Bianca0_0 on LibraryThing More than 1 year ago
I read this book mostly becuase I had to read a Historical Non-Fiction one for school, but it turned out to be quite interesting and amusing. Much less boring than I thought it would be. A good Historical Non-Fiction book.
brettmoody on LibraryThing More than 1 year ago
Having read this purely for school work, I must say I enjoyed quite a bit. While not the paper museum most DK books are, the book was nonetheless interesting. Fleming crafted a focused, fun biography for those interested in the life of the greatest showman on Earth.

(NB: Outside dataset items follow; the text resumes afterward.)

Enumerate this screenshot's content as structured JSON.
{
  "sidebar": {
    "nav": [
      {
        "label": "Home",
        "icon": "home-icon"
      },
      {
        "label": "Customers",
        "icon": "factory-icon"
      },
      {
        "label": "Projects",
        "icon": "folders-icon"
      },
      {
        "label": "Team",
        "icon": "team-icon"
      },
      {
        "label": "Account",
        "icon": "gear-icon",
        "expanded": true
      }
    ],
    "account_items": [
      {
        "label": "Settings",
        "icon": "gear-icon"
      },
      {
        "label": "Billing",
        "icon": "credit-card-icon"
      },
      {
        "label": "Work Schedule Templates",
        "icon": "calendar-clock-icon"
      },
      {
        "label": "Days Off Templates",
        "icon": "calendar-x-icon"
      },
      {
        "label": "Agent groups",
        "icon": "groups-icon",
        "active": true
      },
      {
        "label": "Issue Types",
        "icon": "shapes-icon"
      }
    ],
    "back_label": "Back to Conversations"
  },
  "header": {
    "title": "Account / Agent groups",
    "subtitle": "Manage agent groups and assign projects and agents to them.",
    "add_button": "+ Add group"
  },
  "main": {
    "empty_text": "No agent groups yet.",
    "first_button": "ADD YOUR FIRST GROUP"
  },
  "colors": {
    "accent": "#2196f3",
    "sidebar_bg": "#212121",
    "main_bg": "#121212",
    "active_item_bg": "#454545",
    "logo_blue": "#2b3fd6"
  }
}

YouthGPL on LibraryThing More than 1 year ago
This is a biography of P.T. Barnum, and I learned quite a lot from it. The tone is circus-like, with a lot of exclamations and interesting sidebars. It has a great page design which I think will draw readers with its old-time feel, like an old circus poster. It's easy to read, and long enough for those 100 page plus biography reports. P.T. Barnum never wanted a traditional job, and one of the things that I did not know about him was that he really began in the business of museums, much like the Ripley's Believe it or Not museum in San Francisco. There is an index, source notes, Internet site page, etc. for kids interested in him to do more research. The only thing that I think is disappointing is that many students would not pick P.T. Barnum unless urged to do so. This is one where they should be urged.
saraml on LibraryThing More than 1 year ago
middle and early high school, 4starP. This book perhaps fits into Radical Change in that it presents the viewpoint of a somewhat controversial historical person who did some things that might be questionably appropriate for children.Passage for discussion: "But Barnum wasn't always good-natured when it came to his wife. At times, he was downright meant o her. Once, during a boat trip to Ontario, Canada, in 1843, Charity got seasick. Instead of being sympathetic, Barnum made fun of her in front of the other passengers. While Charity moaned miserably, he kept everyone else aboard 'in a half-suffocation of laughter' by telling her disgusting stories to make her feel worse" (76).